Когда он собрался встать, Филомена села. Мягкая золотая ткань ее платья прижалась к грубой ткани его килта. Лиам пристально смотрел на тонкие нитки, выбившиеся из его шерстяной ткани, которые тянулись к ее шелковым юбкам, подчиняясь невидимому влечению. Точно как он сам.

– Вы пришли сюда на исповедь? – неуверенно задала она вопрос.

Звук хриплой усмешки отразился от гладких каменных стен:

– Я не держу священника в Рейвенкрофте.

У него не было желания исповедоваться в грехах перед человеком, которому пришлось бы взять на себя решение, будет он прощен или проклят. Жизнь научила его, что мужчины проходят испытание только битвой, где нет места добру или злу, а есть только сила или слабость. Ему не нужны были священники, он знал, что он собой представляет и куда будет отправлен, когда эта жизнь для него завершится.

– Тогда вы пришли сюда, чтобы быть ближе к Богу?

– Нет, барышня, чтобы быть подальше от моих демонов.

– Вот как.

Они немного посидели в молчании, при этом она разглаживала невидимую складку на юбке, а потом сложила руки на коленях, как примерная прихожанка.

Лиаму пришло в голову, что, возможно, она искала здесь священника.

– Неужели у вас есть грехи, в которых нужно исповедоваться, мисс Локхарт?

Он не знал, католичка она или нет, и вообще знал совсем мало об этой загадочной женщине, что сидела с ним рядом.

– Я прихожу сюда, чтобы молиться о прощении.

– О прощении? – повторил Лиам. – Какие же страшные грехи вы совершили, если нуждаетесь в прощении?

– Может быть, я не столько прошу о прощении, сколько о даровании способности прощать.

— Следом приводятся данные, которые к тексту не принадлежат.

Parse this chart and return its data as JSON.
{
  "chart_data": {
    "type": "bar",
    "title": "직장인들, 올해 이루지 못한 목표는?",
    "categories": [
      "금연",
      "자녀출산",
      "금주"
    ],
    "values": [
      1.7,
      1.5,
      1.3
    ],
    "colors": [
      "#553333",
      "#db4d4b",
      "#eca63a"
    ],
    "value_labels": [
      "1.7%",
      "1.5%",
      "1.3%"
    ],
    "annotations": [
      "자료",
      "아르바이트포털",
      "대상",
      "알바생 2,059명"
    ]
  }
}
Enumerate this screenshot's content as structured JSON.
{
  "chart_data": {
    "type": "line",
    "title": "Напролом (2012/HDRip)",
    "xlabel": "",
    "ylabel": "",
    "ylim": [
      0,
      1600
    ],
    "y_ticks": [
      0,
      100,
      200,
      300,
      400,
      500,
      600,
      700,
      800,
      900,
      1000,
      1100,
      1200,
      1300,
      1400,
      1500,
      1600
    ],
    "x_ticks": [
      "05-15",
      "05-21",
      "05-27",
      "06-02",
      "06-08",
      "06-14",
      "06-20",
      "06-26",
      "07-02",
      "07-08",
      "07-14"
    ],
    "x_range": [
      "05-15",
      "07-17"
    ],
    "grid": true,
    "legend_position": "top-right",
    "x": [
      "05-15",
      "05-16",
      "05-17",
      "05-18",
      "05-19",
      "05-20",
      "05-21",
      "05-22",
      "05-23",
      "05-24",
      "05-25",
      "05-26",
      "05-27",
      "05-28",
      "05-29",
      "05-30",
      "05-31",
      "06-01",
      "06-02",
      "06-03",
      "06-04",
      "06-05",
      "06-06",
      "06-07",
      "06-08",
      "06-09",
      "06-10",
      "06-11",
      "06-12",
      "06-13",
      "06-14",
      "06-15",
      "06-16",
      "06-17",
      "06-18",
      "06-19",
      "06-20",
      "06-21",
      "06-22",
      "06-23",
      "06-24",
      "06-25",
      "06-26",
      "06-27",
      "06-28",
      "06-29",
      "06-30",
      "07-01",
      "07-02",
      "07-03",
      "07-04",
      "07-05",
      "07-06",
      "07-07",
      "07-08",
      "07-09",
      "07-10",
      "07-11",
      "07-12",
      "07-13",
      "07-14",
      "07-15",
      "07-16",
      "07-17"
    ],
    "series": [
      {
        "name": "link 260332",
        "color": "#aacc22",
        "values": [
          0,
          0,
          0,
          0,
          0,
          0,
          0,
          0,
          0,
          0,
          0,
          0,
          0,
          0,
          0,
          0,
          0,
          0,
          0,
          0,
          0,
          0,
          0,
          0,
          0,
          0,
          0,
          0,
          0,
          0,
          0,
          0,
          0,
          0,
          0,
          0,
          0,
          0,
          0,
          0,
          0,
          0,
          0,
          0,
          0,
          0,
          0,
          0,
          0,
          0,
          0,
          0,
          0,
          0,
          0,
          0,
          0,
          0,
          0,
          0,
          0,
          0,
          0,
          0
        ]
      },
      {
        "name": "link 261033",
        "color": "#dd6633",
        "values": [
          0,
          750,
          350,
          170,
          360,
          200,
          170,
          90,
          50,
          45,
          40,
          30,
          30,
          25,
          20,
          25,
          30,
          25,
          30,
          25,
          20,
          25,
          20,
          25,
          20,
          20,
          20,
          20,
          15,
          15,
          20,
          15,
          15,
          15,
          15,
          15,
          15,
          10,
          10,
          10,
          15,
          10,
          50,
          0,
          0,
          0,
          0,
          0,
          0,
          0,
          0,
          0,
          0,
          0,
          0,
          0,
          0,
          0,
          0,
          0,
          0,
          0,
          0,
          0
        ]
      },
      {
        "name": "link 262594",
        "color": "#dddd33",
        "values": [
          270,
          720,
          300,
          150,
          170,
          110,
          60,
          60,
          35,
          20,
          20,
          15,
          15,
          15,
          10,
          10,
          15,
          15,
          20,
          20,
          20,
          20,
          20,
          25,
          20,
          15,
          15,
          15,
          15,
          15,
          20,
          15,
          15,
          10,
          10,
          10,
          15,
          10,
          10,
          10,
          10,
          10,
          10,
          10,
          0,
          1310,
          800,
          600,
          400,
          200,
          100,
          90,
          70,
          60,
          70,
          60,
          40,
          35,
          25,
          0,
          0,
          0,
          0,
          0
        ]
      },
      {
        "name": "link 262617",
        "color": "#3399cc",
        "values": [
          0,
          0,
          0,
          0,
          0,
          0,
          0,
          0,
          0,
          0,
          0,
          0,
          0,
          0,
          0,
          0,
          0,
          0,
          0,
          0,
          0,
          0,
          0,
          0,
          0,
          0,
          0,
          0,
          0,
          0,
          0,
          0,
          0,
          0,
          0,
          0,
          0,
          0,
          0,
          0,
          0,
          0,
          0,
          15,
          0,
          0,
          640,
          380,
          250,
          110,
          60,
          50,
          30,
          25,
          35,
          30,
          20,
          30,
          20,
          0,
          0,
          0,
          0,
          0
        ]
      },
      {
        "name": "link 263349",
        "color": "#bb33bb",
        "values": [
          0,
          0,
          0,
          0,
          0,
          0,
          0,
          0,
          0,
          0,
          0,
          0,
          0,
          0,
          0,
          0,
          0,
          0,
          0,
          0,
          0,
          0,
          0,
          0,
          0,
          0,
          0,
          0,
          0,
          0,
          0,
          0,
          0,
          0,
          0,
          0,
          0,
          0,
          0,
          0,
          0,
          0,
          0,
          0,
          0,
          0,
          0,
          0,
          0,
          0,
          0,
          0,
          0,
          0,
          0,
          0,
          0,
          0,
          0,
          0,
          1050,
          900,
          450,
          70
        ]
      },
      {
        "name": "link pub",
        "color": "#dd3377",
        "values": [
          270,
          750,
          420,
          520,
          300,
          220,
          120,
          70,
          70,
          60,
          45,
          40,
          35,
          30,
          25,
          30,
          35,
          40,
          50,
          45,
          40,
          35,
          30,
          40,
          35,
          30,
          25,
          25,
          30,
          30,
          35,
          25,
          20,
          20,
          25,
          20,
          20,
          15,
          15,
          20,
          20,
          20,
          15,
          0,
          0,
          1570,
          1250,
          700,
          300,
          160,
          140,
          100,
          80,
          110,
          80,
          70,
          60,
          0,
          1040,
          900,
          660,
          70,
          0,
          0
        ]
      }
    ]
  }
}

Когда Лиам наконец поднял голову, она глядела на него спокойно. В полутемной церкви, освещенной только лучами света, пробивающимися через цветные стекла витражей, она была настоящим воплощением святотатства. Никакой художник не мог бы изобразить подобное ангельское лицо, но ее полные губы внушали мужчинам только самые непристойные мысли, какие только можно вообразить. Тот момент, когда его взгляд упал на ее губы, она опустила голову и отвернулась.

– Не хочу сказать, что я безгрешна, – продолжала она. – Все мы совершали в прошлом поступки, которые потом нас преследуют. Которых мы стыдимся.

«Только некоторые совершают их больше других».